I guess I never zoom in before taking a photo, don't see the point in it. IQ is limited as it is, zooming in only makes it worse. And for the very occasional shot where I want to document something and cannot get close enough, I always crop in post.
1. Use a photo app with EXIF info display. You'll be able to know what lens the photo was taken with.
Curious whether the 'equivalent focal length' is affected by zooming in. Actual focal length in EXIF should be a definite indicator.
 

wesley96

macrumors 6502
Sep 21, 2009
347
270
Curious whether the 'equivalent focal length' is affected by zooming in. Actual focal length in EXIF should be a definite indicator.
If you’re doing digital zoom, “focal length” number remains the same, but the “35mm equivalent focal length” number changes to reflect the zoom, with the “Digital zoom ratio” number showing the zoom power. With the default camera app doing the 2x digital zoom, the three numbers are 3.99, 63, and 2. With optical zoom, they are 6.6, 57, and 1.
 

lunarworks

macrumors 68000
Jun 17, 2003
1,972
5,211
Toronto, Canada
I highly doubt you'd actually accept the noise and/or motion blur. Once an image gets noisy (and/or blurry) enough, people tend to not display it at 100%, they'd display it smaller to hide some of the noise (and/or motion blur).
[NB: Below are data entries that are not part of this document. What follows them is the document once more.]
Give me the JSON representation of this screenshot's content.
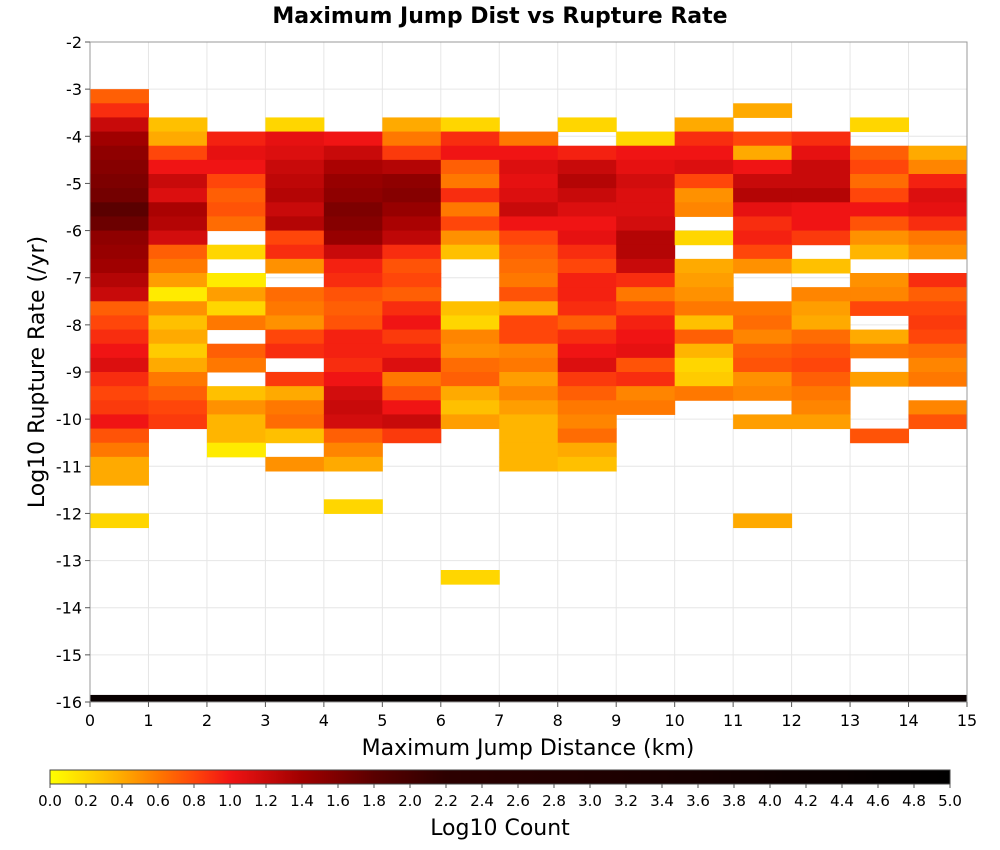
{
  "chart_data": {
    "type": "heatmap",
    "title": "Maximum Jump Dist vs Rupture Rate",
    "xlabel": "Maximum Jump Distance (km)",
    "ylabel": "Log10 Rupture Rate (/yr)",
    "xlim": [
      0,
      15
    ],
    "ylim": [
      -16,
      -2
    ],
    "x_ticks": [
      "0",
      "1",
      "2",
      "3",
      "4",
      "5",
      "6",
      "7",
      "8",
      "9",
      "10",
      "11",
      "12",
      "13",
      "14",
      "15"
    ],
    "y_ticks": [
      "-2",
      "-3",
      "-4",
      "-5",
      "-6",
      "-7",
      "-8",
      "-9",
      "-10",
      "-11",
      "-12",
      "-13",
      "-14",
      "-15",
      "-16"
    ],
    "grid": true,
    "colorbar": {
      "label": "Log10 Count",
      "min": 0.0,
      "max": 5.0,
      "colormap": "yellow-orange-red-black",
      "ticks": [
        "0.0",
        "0.2",
        "0.4",
        "0.6",
        "0.8",
        "1.0",
        "1.2",
        "1.4",
        "1.6",
        "1.8",
        "2.0",
        "2.2",
        "2.4",
        "2.6",
        "2.8",
        "3.0",
        "3.2",
        "3.4",
        "3.6",
        "3.8",
        "4.0",
        "4.2",
        "4.4",
        "4.6",
        "4.8",
        "5.0"
      ]
    },
    "bin_width_x": 1,
    "bin_height_y": 0.3,
    "columns": [
      {
        "x": 0,
        "y_top": -3.0,
        "values": [
          0.7,
          0.9,
          1.2,
          1.4,
          1.5,
          1.55,
          1.6,
          1.65,
          1.8,
          1.7,
          1.5,
          1.45,
          1.4,
          1.3,
          1.2,
          0.7,
          0.8,
          0.9,
          1.0,
          1.1,
          0.9,
          0.8,
          0.85,
          1.0,
          0.75,
          0.6,
          0.4,
          0.4,
          null,
          null,
          0.2
        ]
      },
      {
        "x": 1,
        "y_top": -3.6,
        "values": [
          0.3,
          0.4,
          0.8,
          1.0,
          1.2,
          1.1,
          1.35,
          1.3,
          1.15,
          0.7,
          0.6,
          0.45,
          0.1,
          0.5,
          0.3,
          0.4,
          0.25,
          0.4,
          0.6,
          0.7,
          0.8,
          0.85
        ]
      },
      {
        "x": 2,
        "y_top": -3.9,
        "values": [
          0.95,
          1.05,
          1.0,
          0.8,
          0.7,
          0.75,
          0.65,
          null,
          0.2,
          null,
          0.1,
          0.45,
          0.2,
          0.6,
          null,
          0.7,
          0.6,
          null,
          0.3,
          0.5,
          0.35,
          0.35,
          0.1
        ]
      },
      {
        "x": 3,
        "y_top": -3.6,
        "values": [
          0.2,
          1.05,
          1.1,
          1.2,
          1.25,
          1.3,
          1.2,
          1.3,
          0.8,
          0.9,
          0.5,
          null,
          0.65,
          0.6,
          0.5,
          0.8,
          0.9,
          null,
          0.85,
          0.4,
          0.6,
          0.65,
          0.3,
          null,
          0.5
        ]
      },
      {
        "x": 4,
        "y_top": -3.9,
        "values": [
          1.0,
          1.2,
          1.35,
          1.45,
          1.5,
          1.6,
          1.55,
          1.45,
          1.2,
          0.95,
          0.9,
          0.75,
          0.7,
          0.75,
          0.95,
          0.95,
          0.9,
          1.0,
          1.15,
          1.2,
          1.15,
          0.7,
          0.55,
          0.4,
          null,
          null,
          0.2
        ]
      },
      {
        "x": 5,
        "y_top": -3.6,
        "values": [
          0.4,
          0.6,
          0.85,
          1.3,
          1.5,
          1.55,
          1.45,
          1.35,
          1.25,
          0.9,
          0.75,
          0.8,
          0.7,
          0.9,
          1.0,
          0.85,
          0.95,
          1.1,
          0.6,
          0.75,
          1.0,
          1.2,
          0.85
        ]
      },
      {
        "x": 6,
        "y_top": -3.6,
        "values": [
          0.2,
          0.9,
          1.0,
          0.7,
          0.6,
          0.9,
          0.6,
          0.8,
          0.5,
          0.3,
          null,
          null,
          null,
          0.3,
          0.2,
          0.55,
          0.5,
          0.65,
          0.7,
          0.4,
          0.3,
          0.45,
          null,
          null,
          null,
          null,
          null,
          null,
          null,
          null,
          null,
          null,
          0.2
        ]
      },
      {
        "x": 7,
        "y_top": -3.9,
        "values": [
          0.6,
          1.0,
          1.1,
          1.05,
          1.1,
          1.2,
          1.0,
          0.8,
          0.7,
          0.65,
          0.6,
          0.75,
          0.4,
          0.8,
          0.8,
          0.55,
          0.6,
          0.45,
          0.55,
          0.45,
          0.35,
          0.35,
          0.35,
          0.35
        ]
      },
      {
        "x": 8,
        "y_top": -3.6,
        "values": [
          0.2,
          null,
          0.95,
          1.2,
          1.3,
          1.2,
          1.1,
          1.0,
          1.05,
          0.9,
          0.8,
          0.95,
          0.95,
          0.9,
          0.7,
          0.9,
          1.0,
          1.1,
          0.85,
          0.7,
          0.6,
          0.55,
          0.65,
          0.4,
          0.3
        ]
      },
      {
        "x": 9,
        "y_top": -3.9,
        "values": [
          0.2,
          1.0,
          1.05,
          1.15,
          1.1,
          1.1,
          1.15,
          1.3,
          1.3,
          1.2,
          0.9,
          0.6,
          0.8,
          0.95,
          1.0,
          1.05,
          0.75,
          0.9,
          0.55,
          0.6
        ]
      },
      {
        "x": 10,
        "y_top": -3.6,
        "values": [
          0.4,
          0.9,
          1.0,
          1.1,
          0.8,
          0.5,
          0.55,
          null,
          0.2,
          null,
          0.4,
          0.45,
          0.5,
          0.6,
          0.3,
          0.7,
          0.35,
          0.2,
          0.25,
          0.6
        ]
      },
      {
        "x": 11,
        "y_top": -3.3,
        "values": [
          0.4,
          null,
          0.8,
          0.4,
          1.0,
          1.2,
          1.3,
          1.05,
          0.9,
          0.95,
          0.8,
          0.5,
          null,
          null,
          0.6,
          0.65,
          0.55,
          0.7,
          0.75,
          0.5,
          0.55,
          null,
          0.45,
          null,
          null,
          null,
          null,
          null,
          null,
          0.4
        ]
      },
      {
        "x": 12,
        "y_top": -3.9,
        "values": [
          0.9,
          1.05,
          1.2,
          1.2,
          1.3,
          1.0,
          1.0,
          0.85,
          null,
          0.3,
          null,
          0.55,
          0.45,
          0.4,
          0.65,
          0.75,
          0.8,
          0.7,
          0.6,
          0.55,
          0.45
        ]
      },
      {
        "x": 13,
        "y_top": -3.6,
        "values": [
          0.2,
          null,
          0.7,
          0.8,
          0.65,
          0.8,
          1.0,
          0.75,
          0.5,
          0.35,
          null,
          0.5,
          0.55,
          0.8,
          null,
          0.4,
          0.6,
          null,
          0.45,
          null,
          null,
          null,
          0.75
        ]
      },
      {
        "x": 14,
        "y_top": -4.2,
        "values": [
          0.4,
          0.55,
          0.95,
          1.1,
          1.05,
          0.9,
          0.6,
          0.5,
          null,
          0.9,
          0.7,
          0.8,
          0.85,
          0.8,
          0.65,
          0.55,
          0.6,
          null,
          0.55,
          0.75
        ]
      }
    ],
    "bottom_row": {
      "y": -16,
      "height": 0.15,
      "values": [
        4.5,
        4.5,
        4.5,
        4.6,
        4.7,
        4.8,
        4.4,
        4.35,
        4.35,
        4.3,
        4.35,
        4.4,
        4.4,
        4.45,
        4.4
      ]
    }
  }
}
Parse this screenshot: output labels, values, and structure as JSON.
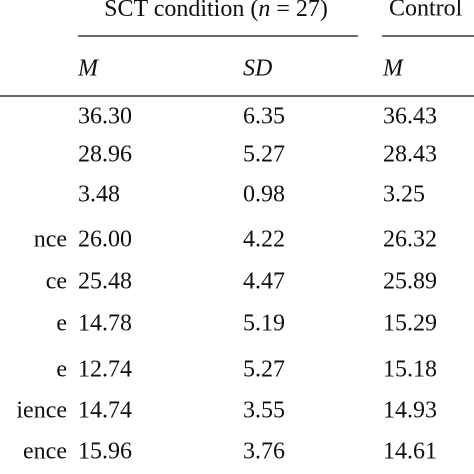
{
  "table": {
    "groups": [
      {
        "pre": "SCT condition (",
        "n": "n",
        "post": " = 27)"
      },
      {
        "pre": "Control"
      }
    ],
    "columns": [
      "M",
      "SD",
      "M"
    ],
    "rows": [
      {
        "cells": [
          "36.30",
          "6.35",
          "36.43"
        ]
      },
      {
        "cells": [
          "28.96",
          "5.27",
          "28.43"
        ]
      },
      {
        "cells": [
          "3.48",
          "0.98",
          "3.25"
        ]
      },
      {
        "label": "nce",
        "cells": [
          "26.00",
          "4.22",
          "26.32"
        ]
      },
      {
        "label": "ce",
        "cells": [
          "25.48",
          "4.47",
          "25.89"
        ]
      },
      {
        "label": "e",
        "cells": [
          "14.78",
          "5.19",
          "15.29"
        ]
      },
      {
        "label": "e",
        "cells": [
          "12.74",
          "5.27",
          "15.18"
        ]
      },
      {
        "label": "ience",
        "cells": [
          "14.74",
          "3.55",
          "14.93"
        ]
      },
      {
        "label": "ence",
        "cells": [
          "15.96",
          "3.76",
          "14.61"
        ]
      }
    ]
  }
}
And if a downsampled 'tele' photo looks worse than a full-size wide-angle shot in a double-blind test, there is zero reason to prefer it.
What I mean by "accept" the motion blur is that I will brace and hold my camera as steady as possible to get the shot, and a bit of noise does not bother me in my typical use case.

So yes, don't tell me how I take my photos. I have an artistic intent behind it.